Sunday People

£1.6bn boost is too late’

- By Stephen Hayward

AN estimated 10 million shoppers jammed high streets yesterday for price cuts of up to 80 PER CENT.

A huge range of items, from toys to perfume, were marked down as retailers made a last-ditch bid for festive trade – with tills expected to take £1.6billion.

The biggest price cuts were at Sports Direct where some items were down 80 per cent, and House of Fraser and Topshop slashed prices by 60 per cent.

Meanwhile

Debenhams will start its sale tomorrow – two days early.

But as stores went all out to woo shoppers away from internet retailers, experts warned the high street bloodbath – which claimed 93,000 jobs in 2018 – will go on.

Independen­t analyst Richard Hyman said: “It’s the toughest retail market anyone has ever seen, and next year it’ll be worse.

Dangerous

“It’s a very dangerous kind of cycle that retailers have got themselves in.

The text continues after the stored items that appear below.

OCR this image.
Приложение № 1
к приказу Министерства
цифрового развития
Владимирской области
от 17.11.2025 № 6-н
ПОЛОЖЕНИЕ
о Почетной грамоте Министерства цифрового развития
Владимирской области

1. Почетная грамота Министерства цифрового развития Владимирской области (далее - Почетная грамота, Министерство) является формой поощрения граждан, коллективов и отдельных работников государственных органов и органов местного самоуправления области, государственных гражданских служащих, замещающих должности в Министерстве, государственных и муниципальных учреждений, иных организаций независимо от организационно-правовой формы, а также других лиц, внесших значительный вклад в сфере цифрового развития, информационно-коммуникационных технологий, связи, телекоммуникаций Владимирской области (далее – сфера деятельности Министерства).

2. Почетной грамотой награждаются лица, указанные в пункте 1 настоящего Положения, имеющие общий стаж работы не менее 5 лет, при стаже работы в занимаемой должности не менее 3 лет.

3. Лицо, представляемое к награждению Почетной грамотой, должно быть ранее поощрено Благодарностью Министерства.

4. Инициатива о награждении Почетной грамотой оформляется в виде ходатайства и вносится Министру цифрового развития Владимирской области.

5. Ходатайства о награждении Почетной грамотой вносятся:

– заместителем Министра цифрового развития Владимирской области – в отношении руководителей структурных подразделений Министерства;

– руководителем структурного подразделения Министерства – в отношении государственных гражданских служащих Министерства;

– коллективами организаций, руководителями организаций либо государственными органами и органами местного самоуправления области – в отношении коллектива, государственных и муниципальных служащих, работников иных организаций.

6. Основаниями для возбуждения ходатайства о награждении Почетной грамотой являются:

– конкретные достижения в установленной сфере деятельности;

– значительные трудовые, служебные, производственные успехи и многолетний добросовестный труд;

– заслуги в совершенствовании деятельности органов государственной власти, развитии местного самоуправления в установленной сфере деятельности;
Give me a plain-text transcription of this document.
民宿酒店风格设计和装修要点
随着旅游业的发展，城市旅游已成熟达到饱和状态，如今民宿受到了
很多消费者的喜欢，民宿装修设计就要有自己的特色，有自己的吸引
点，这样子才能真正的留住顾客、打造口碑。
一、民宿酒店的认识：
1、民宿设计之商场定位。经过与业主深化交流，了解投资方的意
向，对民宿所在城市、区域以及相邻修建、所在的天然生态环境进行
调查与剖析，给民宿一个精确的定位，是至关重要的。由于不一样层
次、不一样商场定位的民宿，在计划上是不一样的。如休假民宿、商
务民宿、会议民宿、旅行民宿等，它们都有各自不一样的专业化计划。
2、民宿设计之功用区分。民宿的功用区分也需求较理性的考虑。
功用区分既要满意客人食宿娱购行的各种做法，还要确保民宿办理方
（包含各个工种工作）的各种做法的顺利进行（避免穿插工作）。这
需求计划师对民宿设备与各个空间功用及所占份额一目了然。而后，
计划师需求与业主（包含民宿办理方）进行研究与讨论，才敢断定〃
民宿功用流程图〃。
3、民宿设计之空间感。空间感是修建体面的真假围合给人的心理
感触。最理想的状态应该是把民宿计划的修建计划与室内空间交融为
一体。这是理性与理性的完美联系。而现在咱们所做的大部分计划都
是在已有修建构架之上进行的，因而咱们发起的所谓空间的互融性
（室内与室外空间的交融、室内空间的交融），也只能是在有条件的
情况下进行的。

“The discount market isn’t being led by consumers demanding a bargain, it’s being led by retailers who are so lacking in confidence in their own business they’re worried the guy next door is going to go on sale.”

Figures out yesterday from analyst firm Springboar­d showed total high street, shopping centre and retail park shopper numbers fell 6.6 per cent last week compared to the same week in 2017.

Meanwhile Christmas Day spending is forecast to top £1billion for the first time due to the online shopping boom.

Springboar­d’s Diane Wehrle said: “The fact the last few days before Christmas are incredibly busy will be irrelevant. Retailers are going to go into the new year with less cash than they need.”